Search code examples
elasticsearchelasticsearch-transform

Transforming in elasticsearch not update aggregated data


I am working on a scenario to aggregate daily data per user. The data processed realtime and stored in elasticsearch. Now I wanno use elasticsearch feature for aggregating data in real time.Iv'e read about Transfrom in elasticsearch and found this is the case we need. The problem is when the source index is updated, the destination index which is proposed to calculate aggregation is not updated. This is the case I have tested:

source_index data model:

{
 "my_datetime": "2021-06-26T08:50:59",
 "client_no": "1",
 "my_date": "2021-06-26",
 "amount": 1000
}

and the transform I defined:

PUT _transform/my_transform
{
  "source": {
    "index": "dest_index"
  },
  "pivot": {
    "group_by": {
      "client_no": {
        "terms": {
          "field": "client_no"
        }
      },
       "my_date": {
        "terms": {
          "field": "my_date"
        }
      }
    },
    "aggregations": {
      "sum_amount": {
        "sum": {
          "field": "amount"
        }
      },
      "count_amount": {
        "value_count": {
          "field": "amount"
        }
      }
    }
  },
  "description": "total amount sum per client",
  "dest": {
    "index": "my_analytic"
  },
  "frequency": "60s",
  "sync": {
    "time": {
      "field": "my_datetime",
      "delay": "10s"
    }
  }
}

Now when I add another document or update current documents in source index, destination index is not updated and not consider new documents.

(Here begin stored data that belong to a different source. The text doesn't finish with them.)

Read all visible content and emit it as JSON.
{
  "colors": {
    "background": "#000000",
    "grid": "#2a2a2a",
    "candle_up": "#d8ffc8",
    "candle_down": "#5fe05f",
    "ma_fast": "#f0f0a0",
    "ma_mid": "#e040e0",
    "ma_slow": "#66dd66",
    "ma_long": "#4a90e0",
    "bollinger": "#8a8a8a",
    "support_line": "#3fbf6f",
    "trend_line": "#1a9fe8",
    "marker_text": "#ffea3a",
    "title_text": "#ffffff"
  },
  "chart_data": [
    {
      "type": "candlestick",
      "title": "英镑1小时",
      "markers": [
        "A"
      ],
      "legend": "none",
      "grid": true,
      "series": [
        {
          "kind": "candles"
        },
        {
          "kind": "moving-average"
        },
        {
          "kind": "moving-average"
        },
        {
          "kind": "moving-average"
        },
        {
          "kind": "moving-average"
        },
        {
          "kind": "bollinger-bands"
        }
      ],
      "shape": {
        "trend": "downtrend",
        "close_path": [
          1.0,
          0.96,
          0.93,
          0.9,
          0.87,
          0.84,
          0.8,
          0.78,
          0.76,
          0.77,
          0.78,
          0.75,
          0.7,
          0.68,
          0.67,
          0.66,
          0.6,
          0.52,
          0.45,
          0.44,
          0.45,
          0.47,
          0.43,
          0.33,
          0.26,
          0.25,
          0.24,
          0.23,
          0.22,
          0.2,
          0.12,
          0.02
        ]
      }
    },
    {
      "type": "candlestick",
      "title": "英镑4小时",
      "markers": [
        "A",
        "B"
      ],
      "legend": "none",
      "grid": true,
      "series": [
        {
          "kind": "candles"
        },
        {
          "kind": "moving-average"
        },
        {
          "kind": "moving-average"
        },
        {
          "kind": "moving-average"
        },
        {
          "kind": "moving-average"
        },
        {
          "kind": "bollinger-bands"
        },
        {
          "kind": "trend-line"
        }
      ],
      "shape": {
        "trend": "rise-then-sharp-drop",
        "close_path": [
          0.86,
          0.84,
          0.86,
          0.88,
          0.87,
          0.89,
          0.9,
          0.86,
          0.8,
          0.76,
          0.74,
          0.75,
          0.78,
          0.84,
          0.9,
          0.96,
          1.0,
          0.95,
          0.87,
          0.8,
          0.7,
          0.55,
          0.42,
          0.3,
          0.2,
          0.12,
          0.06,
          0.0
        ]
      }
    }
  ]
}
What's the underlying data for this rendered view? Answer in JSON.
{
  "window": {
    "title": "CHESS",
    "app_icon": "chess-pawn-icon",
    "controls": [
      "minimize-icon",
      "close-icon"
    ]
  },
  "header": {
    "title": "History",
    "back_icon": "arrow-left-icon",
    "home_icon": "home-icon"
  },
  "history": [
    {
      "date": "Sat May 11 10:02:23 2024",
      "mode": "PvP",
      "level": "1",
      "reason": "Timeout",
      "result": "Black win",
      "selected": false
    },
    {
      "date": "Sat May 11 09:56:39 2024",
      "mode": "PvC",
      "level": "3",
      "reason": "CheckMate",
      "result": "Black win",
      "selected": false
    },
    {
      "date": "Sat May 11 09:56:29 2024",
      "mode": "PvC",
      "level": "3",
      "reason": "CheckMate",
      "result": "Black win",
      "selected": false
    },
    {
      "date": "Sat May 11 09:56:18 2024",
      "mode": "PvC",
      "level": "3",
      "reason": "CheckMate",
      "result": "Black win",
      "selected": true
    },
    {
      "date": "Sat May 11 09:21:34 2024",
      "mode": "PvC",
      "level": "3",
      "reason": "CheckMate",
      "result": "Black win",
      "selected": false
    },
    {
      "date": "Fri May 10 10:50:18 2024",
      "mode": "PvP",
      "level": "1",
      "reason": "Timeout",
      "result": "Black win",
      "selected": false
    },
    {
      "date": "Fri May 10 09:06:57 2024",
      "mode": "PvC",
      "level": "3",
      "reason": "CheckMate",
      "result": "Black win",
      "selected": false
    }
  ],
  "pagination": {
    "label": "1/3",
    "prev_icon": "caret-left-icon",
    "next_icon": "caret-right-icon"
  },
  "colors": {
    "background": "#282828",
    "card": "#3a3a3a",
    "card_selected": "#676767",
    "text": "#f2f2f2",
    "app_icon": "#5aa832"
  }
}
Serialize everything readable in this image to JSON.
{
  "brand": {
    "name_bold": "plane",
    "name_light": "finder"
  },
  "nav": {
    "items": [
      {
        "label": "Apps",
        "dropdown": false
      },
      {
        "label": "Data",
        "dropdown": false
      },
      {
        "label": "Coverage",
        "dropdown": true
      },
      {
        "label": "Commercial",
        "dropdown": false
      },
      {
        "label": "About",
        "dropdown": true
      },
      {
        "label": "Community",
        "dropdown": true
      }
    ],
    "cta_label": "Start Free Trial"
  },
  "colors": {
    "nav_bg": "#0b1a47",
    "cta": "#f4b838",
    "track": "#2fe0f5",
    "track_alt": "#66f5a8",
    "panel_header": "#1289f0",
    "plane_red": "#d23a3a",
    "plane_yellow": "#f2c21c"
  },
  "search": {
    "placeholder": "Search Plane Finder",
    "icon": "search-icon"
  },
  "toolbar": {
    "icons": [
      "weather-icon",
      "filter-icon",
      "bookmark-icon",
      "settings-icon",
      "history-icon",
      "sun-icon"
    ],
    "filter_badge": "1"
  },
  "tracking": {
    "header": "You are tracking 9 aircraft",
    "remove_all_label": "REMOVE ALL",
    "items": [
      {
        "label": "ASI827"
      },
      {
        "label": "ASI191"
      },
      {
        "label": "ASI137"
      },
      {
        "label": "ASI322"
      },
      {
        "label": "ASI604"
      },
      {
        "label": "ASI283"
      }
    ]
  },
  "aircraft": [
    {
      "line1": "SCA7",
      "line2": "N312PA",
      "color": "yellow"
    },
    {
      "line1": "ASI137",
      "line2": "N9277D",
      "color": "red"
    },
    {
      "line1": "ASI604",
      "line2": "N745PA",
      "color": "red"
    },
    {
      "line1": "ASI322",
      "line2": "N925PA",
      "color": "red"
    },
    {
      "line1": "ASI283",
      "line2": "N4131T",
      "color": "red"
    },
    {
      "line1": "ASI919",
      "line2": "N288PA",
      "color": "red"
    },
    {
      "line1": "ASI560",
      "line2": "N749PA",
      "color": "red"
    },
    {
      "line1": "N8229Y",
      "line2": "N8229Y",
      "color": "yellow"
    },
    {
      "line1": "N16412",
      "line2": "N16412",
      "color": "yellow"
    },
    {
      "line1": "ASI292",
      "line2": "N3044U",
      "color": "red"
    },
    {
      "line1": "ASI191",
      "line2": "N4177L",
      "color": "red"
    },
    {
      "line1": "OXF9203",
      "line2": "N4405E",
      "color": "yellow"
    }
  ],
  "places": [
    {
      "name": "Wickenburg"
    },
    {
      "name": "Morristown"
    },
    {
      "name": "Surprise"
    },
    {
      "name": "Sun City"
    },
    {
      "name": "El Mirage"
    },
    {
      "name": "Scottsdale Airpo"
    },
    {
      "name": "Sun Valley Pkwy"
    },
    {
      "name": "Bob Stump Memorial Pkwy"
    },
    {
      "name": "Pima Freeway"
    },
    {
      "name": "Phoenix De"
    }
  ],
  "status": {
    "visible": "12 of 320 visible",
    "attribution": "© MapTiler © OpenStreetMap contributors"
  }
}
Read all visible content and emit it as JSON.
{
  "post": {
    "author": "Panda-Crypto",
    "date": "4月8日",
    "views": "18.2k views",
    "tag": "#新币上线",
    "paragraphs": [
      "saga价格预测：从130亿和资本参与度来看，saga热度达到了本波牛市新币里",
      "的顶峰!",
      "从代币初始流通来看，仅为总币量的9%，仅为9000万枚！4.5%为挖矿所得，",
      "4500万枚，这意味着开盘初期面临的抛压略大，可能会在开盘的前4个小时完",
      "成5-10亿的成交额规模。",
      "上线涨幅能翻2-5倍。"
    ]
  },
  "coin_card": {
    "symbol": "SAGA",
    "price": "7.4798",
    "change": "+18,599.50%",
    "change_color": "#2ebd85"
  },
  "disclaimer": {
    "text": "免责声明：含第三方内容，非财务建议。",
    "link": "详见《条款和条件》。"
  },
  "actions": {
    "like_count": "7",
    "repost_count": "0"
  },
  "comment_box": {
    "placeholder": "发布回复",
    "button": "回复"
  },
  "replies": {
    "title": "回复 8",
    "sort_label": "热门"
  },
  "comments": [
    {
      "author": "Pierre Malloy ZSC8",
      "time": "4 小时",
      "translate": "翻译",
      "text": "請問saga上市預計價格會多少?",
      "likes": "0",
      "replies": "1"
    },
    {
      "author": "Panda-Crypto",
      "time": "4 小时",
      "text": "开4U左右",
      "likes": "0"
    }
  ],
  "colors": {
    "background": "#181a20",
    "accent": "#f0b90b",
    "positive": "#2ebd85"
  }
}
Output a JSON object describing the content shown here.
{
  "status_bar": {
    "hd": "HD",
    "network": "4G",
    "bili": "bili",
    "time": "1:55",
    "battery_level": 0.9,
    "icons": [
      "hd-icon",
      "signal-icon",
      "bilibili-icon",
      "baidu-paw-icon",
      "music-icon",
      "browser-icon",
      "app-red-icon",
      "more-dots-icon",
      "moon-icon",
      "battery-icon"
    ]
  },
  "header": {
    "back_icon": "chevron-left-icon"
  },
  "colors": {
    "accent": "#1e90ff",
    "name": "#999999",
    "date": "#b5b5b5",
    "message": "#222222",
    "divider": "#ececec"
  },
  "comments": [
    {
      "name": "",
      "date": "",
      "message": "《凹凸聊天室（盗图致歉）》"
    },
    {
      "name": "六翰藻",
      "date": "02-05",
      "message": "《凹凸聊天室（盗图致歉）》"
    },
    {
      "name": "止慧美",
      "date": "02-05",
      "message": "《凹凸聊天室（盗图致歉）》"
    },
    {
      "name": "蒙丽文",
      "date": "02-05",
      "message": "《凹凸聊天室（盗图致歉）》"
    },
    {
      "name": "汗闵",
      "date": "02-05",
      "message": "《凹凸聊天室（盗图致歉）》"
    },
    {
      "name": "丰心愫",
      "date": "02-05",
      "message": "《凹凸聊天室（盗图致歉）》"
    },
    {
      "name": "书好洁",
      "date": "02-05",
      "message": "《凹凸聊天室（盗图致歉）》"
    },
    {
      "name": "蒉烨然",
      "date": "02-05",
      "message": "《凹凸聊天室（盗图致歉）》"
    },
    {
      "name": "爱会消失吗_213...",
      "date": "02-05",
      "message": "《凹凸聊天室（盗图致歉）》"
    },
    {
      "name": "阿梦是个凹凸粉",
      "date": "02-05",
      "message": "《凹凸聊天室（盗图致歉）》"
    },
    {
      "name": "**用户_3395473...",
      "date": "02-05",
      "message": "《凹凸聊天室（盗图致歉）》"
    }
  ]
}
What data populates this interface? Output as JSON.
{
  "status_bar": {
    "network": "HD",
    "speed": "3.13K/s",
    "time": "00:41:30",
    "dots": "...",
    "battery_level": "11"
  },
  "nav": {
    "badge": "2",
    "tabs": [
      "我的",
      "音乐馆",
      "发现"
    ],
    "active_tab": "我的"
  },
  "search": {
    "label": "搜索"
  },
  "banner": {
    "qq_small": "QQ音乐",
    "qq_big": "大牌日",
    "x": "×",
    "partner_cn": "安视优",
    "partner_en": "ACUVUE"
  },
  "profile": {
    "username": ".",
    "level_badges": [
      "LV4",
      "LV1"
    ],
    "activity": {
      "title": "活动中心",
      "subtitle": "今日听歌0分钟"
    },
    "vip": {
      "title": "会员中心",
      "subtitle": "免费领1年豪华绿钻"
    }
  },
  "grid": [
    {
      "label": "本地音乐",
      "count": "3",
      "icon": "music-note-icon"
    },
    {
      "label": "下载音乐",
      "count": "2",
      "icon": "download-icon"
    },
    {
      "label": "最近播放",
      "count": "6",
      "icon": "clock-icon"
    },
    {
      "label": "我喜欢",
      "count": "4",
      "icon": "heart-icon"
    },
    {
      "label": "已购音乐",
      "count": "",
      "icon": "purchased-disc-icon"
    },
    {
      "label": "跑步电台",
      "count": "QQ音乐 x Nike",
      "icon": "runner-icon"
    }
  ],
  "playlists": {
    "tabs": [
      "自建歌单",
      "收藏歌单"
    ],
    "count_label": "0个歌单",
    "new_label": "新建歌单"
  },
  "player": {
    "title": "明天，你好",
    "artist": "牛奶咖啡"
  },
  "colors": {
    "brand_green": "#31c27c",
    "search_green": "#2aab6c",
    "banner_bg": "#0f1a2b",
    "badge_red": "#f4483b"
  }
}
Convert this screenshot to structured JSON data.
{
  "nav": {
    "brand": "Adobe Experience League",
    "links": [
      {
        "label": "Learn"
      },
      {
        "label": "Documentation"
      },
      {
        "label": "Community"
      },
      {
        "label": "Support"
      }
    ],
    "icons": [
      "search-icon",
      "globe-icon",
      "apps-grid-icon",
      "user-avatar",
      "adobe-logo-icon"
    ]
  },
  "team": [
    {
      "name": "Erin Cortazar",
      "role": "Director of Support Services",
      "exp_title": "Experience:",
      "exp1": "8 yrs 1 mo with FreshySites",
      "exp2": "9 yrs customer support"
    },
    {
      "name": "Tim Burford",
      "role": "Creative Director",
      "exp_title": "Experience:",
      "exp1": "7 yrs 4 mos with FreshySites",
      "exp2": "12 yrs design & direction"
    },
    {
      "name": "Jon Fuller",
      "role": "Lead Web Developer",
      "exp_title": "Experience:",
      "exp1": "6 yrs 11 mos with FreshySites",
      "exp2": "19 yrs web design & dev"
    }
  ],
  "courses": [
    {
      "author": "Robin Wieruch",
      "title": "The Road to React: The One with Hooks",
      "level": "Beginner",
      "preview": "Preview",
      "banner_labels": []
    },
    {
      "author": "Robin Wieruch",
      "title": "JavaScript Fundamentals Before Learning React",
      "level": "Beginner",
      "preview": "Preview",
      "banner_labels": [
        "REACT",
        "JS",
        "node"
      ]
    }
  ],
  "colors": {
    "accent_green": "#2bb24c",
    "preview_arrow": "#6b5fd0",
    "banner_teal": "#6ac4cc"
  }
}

Also note that elasticsearch version I used is 7.13 I also changed date field to be timestamp(epoch format like 1624740659000) but still have the same problem.

What am I doing wrong here?


Solution

  • Could it be that your "my_datetime" is further in the past than the "delay": "10s" (plus the time of "frequency": "60s")?

    The docs for sync.field note:

    In general, it’s a good idea to use a field that contains the ingest timestamp. If you use a different field, you might need to set the delay such that it accounts for data transmission delays.

    You might just need a higher delay.